Il Decreto Bollette ha ricevuto il via libera dalla Camera dei Deputati, introducendo misure significative per sostenere famiglie e piccole imprese in un periodo di crisi energetica.
Con 155 voti favorevoli, 10 astenuti e 101 contrari, il provvedimento ora attende la conversione in legge al Senato, prevista entro il 29 aprile.
Il decreto in sintesi
- Bonus bollette: 200 euro per famiglie con ISEE fino a 25.000 euro.
- Proroga tutele: per i clienti vulnerabili nel mercato energetico.
- Bonus elettrodomestici: sconto diretto in fattura, senza click day.
- Sostegno alle imprese: 1,4 miliardi per ridurre i costi energetici.
Il bonus bollette
Il bonus bollette è una delle misure più attese da parte delle famiglie: prevede un contributo una tantum di 200 euro per le famiglie con un ISEE fino a 25.000 euro.
Questo bonus si aggiunge al bonus sociale già esistente, portando il totale a 500 euro per le famiglie con ISEE fino a 9.530 euro.
Secondo le stime, circa 8 milioni di famiglie potrebbero beneficiare di questa agevolazione, grazie a una modifica dei criteri ISEE che esclude alcuni beni patrimoniali. È necessario presentare domanda per accedere al bonus bollette.
Misure per i clienti vulnerabili
Il decreto introduce anche un meccanismo di tutele graduali per i clienti vulnerabili, cioè over 75, titolari di bonus sociale, beneficiari della 104 etc. Per loro l’entrata in vigore del servizio di vulnerabilità slitta almeno fino al 31 marzo 2027, quando finirà il mercato delle tutele graduali.
Questa misura è pensata per le famiglie in difficoltà economica, gli anziani e le persone con disabilità. Sempre per loro scatta l’impignorabilità della prima e unica casa di proprietà in caso di mancato pagamento delle bollette, anche condominiali, in caso però di debito inferiore ai 5mila euro.
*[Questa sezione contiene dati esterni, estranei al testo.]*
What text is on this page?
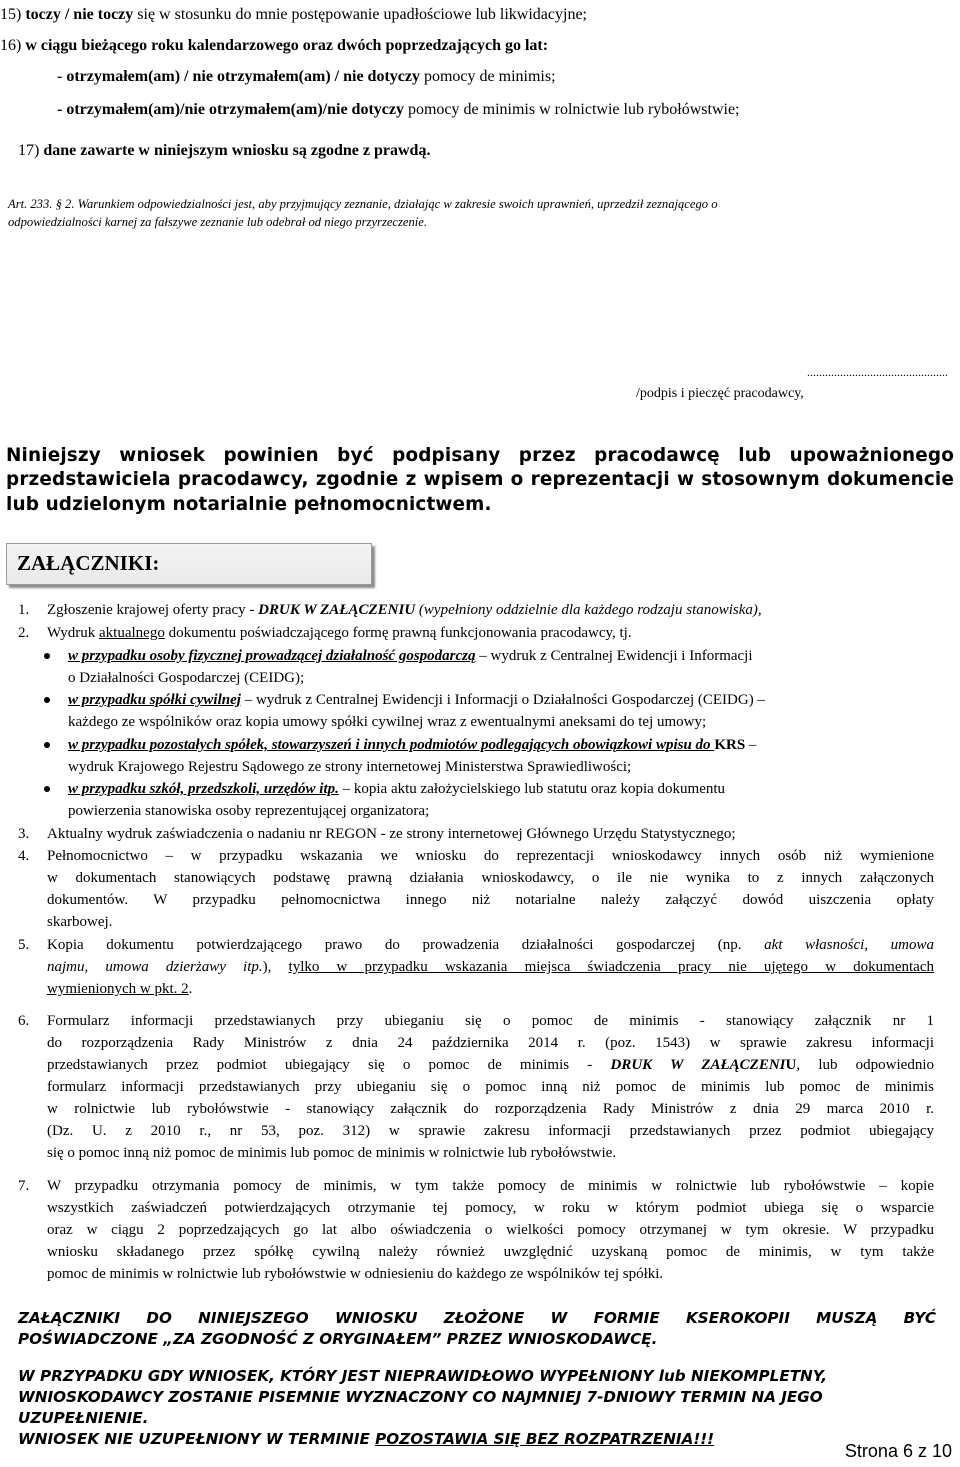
15) toczy / nie toczy się w stosunku do mnie postępowanie upadłościowe lub likwidacyjne;
16) w ciągu bieżącego roku kalendarzowego oraz dwóch poprzedzających go lat:
- otrzymałem(am) / nie otrzymałem(am) / nie dotyczy pomocy de minimis;
- otrzymałem(am)/nie otrzymałem(am)/nie dotyczy pomocy de minimis w rolnictwie lub rybołówstwie;
17) dane zawarte w niniejszym wniosku są zgodne z prawdą.
Art. 233. § 2. Warunkiem odpowiedzialności jest, aby przyjmujący zeznanie, działając w zakresie swoich uprawnień, uprzedził zeznającego o
odpowiedzialności karnej za fałszywe zeznanie lub odebrał od niego przyrzeczenie.
...............................................
/podpis i pieczęć pracodawcy,
Niniejszy wniosek powinien być podpisany przez pracodawcę lub upoważnionego
przedstawiciela pracodawcy, zgodnie z wpisem o reprezentacji w stosownym dokumencie
lub udzielonym notarialnie pełnomocnictwem.
ZAŁĄCZNIKI:
1. Zgłoszenie krajowej oferty pracy - DRUK W ZAŁĄCZENIU (wypełniony oddzielnie dla każdego rodzaju stanowiska),
2. Wydruk aktualnego dokumentu poświadczającego formę prawną funkcjonowania pracodawcy, tj.
w przypadku osoby fizycznej prowadzącej działalność gospodarczą – wydruk z Centralnej Ewidencji i Informacji
o Działalności Gospodarczej (CEIDG);
w przypadku spółki cywilnej – wydruk z Centralnej Ewidencji i Informacji o Działalności Gospodarczej (CEIDG) –
każdego ze wspólników oraz kopia umowy spółki cywilnej wraz z ewentualnymi aneksami do tej umowy;
w przypadku pozostałych spółek, stowarzyszeń i innych podmiotów podlegających obowiązkowi wpisu do KRS –
wydruk Krajowego Rejestru Sądowego ze strony internetowej Ministerstwa Sprawiedliwości;
w przypadku szkół, przedszkoli, urzędów itp. – kopia aktu założycielskiego lub statutu oraz kopia dokumentu
powierzenia stanowiska osoby reprezentującej organizatora;
3. Aktualny wydruk zaświadczenia o nadaniu nr REGON - ze strony internetowej Głównego Urzędu Statystycznego;
4. Pełnomocnictwo – w przypadku wskazania we wniosku do reprezentacji wnioskodawcy innych osób niż wymienione
w dokumentach stanowiących podstawę prawną działania wnioskodawcy, o ile nie wynika to z innych załączonych
dokumentów. W przypadku pełnomocnictwa innego niż notarialne należy załączyć dowód uiszczenia opłaty
skarbowej.
5. Kopia dokumentu potwierdzającego prawo do prowadzenia działalności gospodarczej (np. akt własności, umowa
najmu, umowa dzierżawy itp.), tylko w przypadku wskazania miejsca świadczenia pracy nie ujętego w dokumentach
wymienionych w pkt. 2.
6. Formularz informacji przedstawianych przy ubieganiu się o pomoc de minimis - stanowiący załącznik nr 1
do rozporządzenia Rady Ministrów z dnia 24 października 2014 r. (poz. 1543) w sprawie zakresu informacji
przedstawianych przez podmiot ubiegający się o pomoc de minimis - DRUK W ZAŁĄCZENIU, lub odpowiednio
formularz informacji przedstawianych przy ubieganiu się o pomoc inną niż pomoc de minimis lub pomoc de minimis
w rolnictwie lub rybołówstwie - stanowiący załącznik do rozporządzenia Rady Ministrów z dnia 29 marca 2010 r.
(Dz. U. z 2010 r., nr 53, poz. 312) w sprawie zakresu informacji przedstawianych przez podmiot ubiegający
się o pomoc inną niż pomoc de minimis lub pomoc de minimis w rolnictwie lub rybołówstwie.
7. W przypadku otrzymania pomocy de minimis, w tym także pomocy de minimis w rolnictwie lub rybołówstwie – kopie
wszystkich zaświadczeń potwierdzających otrzymanie tej pomocy, w roku w którym podmiot ubiega się o wsparcie
oraz w ciągu 2 poprzedzających go lat albo oświadczenia o wielkości pomocy otrzymanej w tym okresie. W przypadku
wniosku składanego przez spółkę cywilną należy również uwzględnić uzyskaną pomoc de minimis, w tym także
pomoc de minimis w rolnictwie lub rybołówstwie w odniesieniu do każdego ze wspólników tej spółki.
ZAŁĄCZNIKI DO NINIEJSZEGO WNIOSKU ZŁOŻONE W FORMIE KSEROKOPII MUSZĄ BYĆ
POŚWIADCZONE „ZA ZGODNOŚĆ Z ORYGINAŁEM” PRZEZ WNIOSKODAWCĘ.
W PRZYPADKU GDY WNIOSEK, KTÓRY JEST NIEPRAWIDŁOWO WYPEŁNIONY lub NIEKOMPLETNY,
WNIOSKODAWCY ZOSTANIE PISEMNIE WYZNACZONY CO NAJMNIEJ 7-DNIOWY TERMIN NA JEGO
UZUPEŁNIENIE.
WNIOSEK NIE UZUPEŁNIONY W TERMINIE POZOSTAWIA SIĘ BEZ ROZPATRZENIA!!!
Strona 6 z 10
Novità sul bonus elettrodomestici
Piccola rivoluzione per il bonus elettrodomestici: non sarà più necessario partecipare a un click day, ma sarà erogato tramite uno sconto diretto in fattura. Lo sconto è del 30% fino a un massimo di 100 euro.
L’elettrodomestico acquistato deve essere almeno in classe energetica B ed essere prodotto in Unione Europea. È possibile utilizzare un solo bonus per nucleo famigliare e occorre rottamare contestualmente l’elettrodomestico sostituito.
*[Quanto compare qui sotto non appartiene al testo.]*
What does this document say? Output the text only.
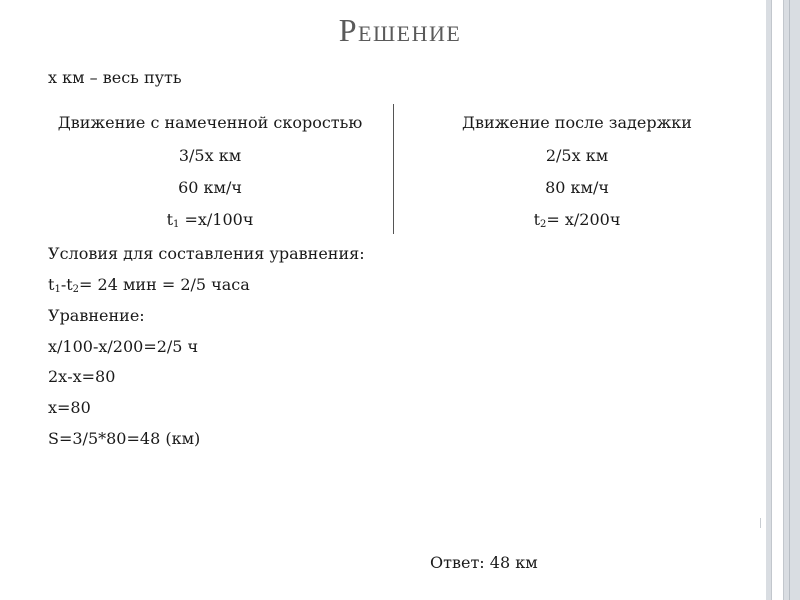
Решение
х км – весь путь
Движение с намеченной скоростью
3/5х км
60 км/ч
$t_1 =х/100ч$
Движение после задержки
2/5х км
80 км/ч
$t_2= х/200ч$
Условия для составления уравнения:
$t_1-t_2= 24$ мин = 2/5 часа
Уравнение:
х/100-х/200=2/5 ч
2х-х=80
х=80
S=3/5*80=48 (км)
Ответ: 48 км
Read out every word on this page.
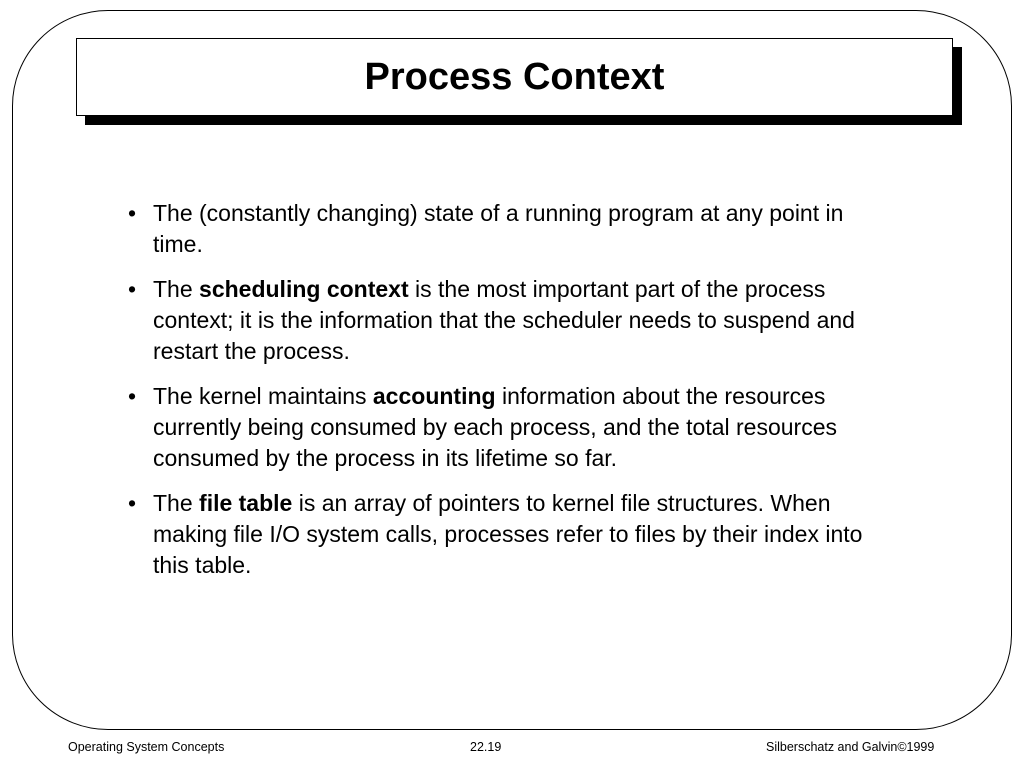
Process Context
• The (constantly changing) state of a running program at any point in time.
• The scheduling context is the most important part of the process context; it is the information that the scheduler needs to suspend and restart the process.
• The kernel maintains accounting information about the resources currently being consumed by each process, and the total resources consumed by the process in its lifetime so far.
• The file table is an array of pointers to kernel file structures. When making file I/O system calls, processes refer to files by their index into this table.
Operating System Concepts	22.19	Silberschatz and Galvin©1999
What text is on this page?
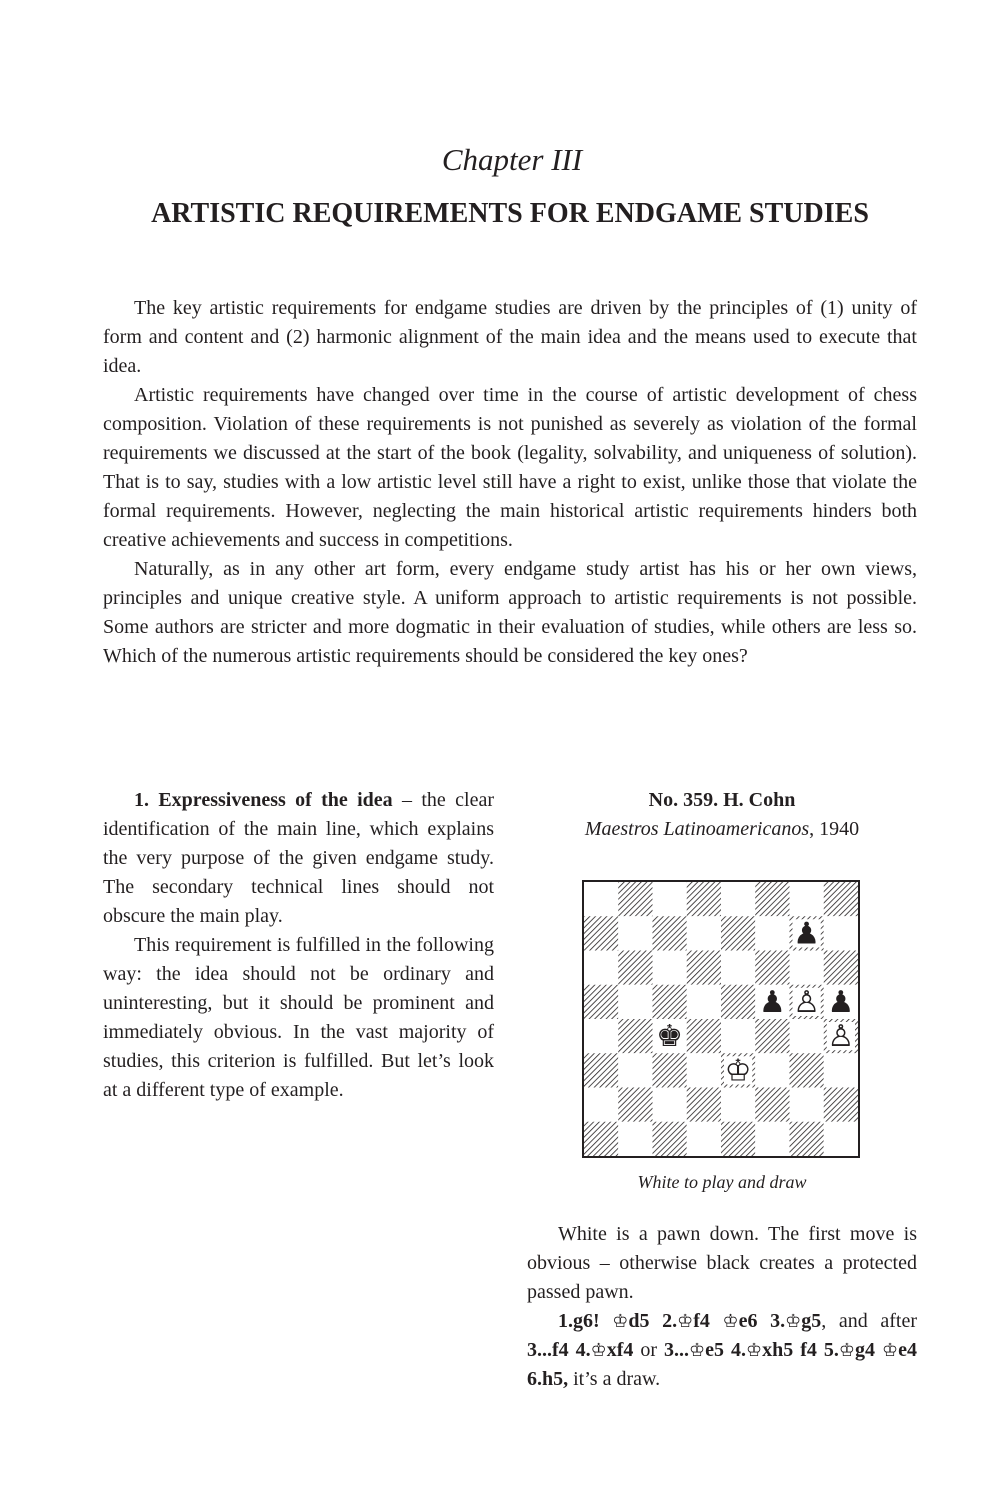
Chapter III
ARTISTIC REQUIREMENTS FOR ENDGAME STUDIES

The key artistic requirements for endgame studies are driven by the principles of (1) unity of form and content and (2) harmonic alignment of the main idea and the means used to execute that idea.

Artistic requirements have changed over time in the course of artistic development of chess composition. Violation of these requirements is not punished as severely as violation of the formal requirements we discussed at the start of the book (legality, solvability, and uniqueness of solution). That is to say, studies with a low artistic level still have a right to exist, unlike those that violate the formal requirements. However, neglecting the main historical artistic requirements hinders both creative achievements and success in competitions.

Naturally, as in any other art form, every endgame study artist has his or her own views, principles and unique creative style. A uniform approach to artistic requirements is not possible. Some authors are stricter and more dogmatic in their evaluation of studies, while others are less so. Which of the numerous artistic requirements should be considered the key ones?

1. Expressiveness of the idea – the clear identification of the main line, which explains the very purpose of the given endgame study. The secondary technical lines should not obscure the main play.

This requirement is fulfilled in the following way: the idea should not be ordinary and uninteresting, but it should be prominent and immediately obvious. In the vast majority of studies, this criterion is fulfilled. But let’s look at a different type of example.

No. 359. H. Cohn
Maestros Latinoamericanos, 1940
♟
♟ ♙ ♟
♙
♚
♔
White to play and draw

White is a pawn down. The first move is obvious – otherwise black creates a protected passed pawn.

1.g6! ♔d5 2.♔f4 ♔e6 3.♔g5, and after 3...f4 4.♔xf4 or 3...♔e5 4.♔xh5 f4 5.♔g4 ♔e4 6.h5, it’s a draw.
Sostegno alle piccole e medie imprese
Il decreto prevede anche un pacchetto di misure per le piccole e medie imprese e per le aziende energivore, con 1,4 miliardi di euro destinati a diverse misure per ridurre il costo delle forniture energetiche.
L’agevolazione per le imprese scatta in automatico, senza bisogno di presentare richiesta.
Sviluppo delle rinnovabili
Ci sono poi una serie di norme per lo sviluppo delle rinnovabili. C’è un allargamento della platea di soggetti che possono attivare una Comunità Energetica Rinnovabile. Vengono anche modificati alcuni procedimenti autorizzativi per gli impianti.
A.R.T.E.: servono misure strutturali, non estemporanee
«Noi di ARTE riteniamo il decreto bollette, come tutte le operazioni che aiutino a ridurre i costi dell’energia, utile ma non sufficiente e inoltre rimane un intervento estemporaneo – commenta Diego Pellegrino, portavoce ARTE, Associazione di Resellers e Traders dell’Energia. Invece, è fondamentale lavorare su riforme strutturali che aiutino organicamente il mercato libero e che puntino a spingere verso una maggiore trasparenza per rendere il singolo cittadino più consapevole dei propri consumi e del prezzo che questo contesto di mercati impone.
Noi A.R.T.E non possiamo certo sostenere che queste agevolazioni rappresentino un punto di arrivo e comprendiamo le ragioni politiche di chi ha votato contro il decreto, ma il Dl bollette è comunque una misura tampone necessaria per aiutare l’Italia a riprendersi dalle bollette troppo alte negli ultimi anni. Ovviamente non basta e bisogna guardare avanti, in primis optando per ulteriori interventi di sistema che siano in grado di agevolare la libera concorrenza, in un mercato ancora libero “a metà” a causa della scarsa trasparenza. Ottimizzare i costi abbattendo gli oneri non basta, bisogna lavorare sulla produzione energetica, favorendo le fonti di energia pulita e anche il nucleare, che, con tutte le precauzioni del caso, ormai può essere considerato una risorsa».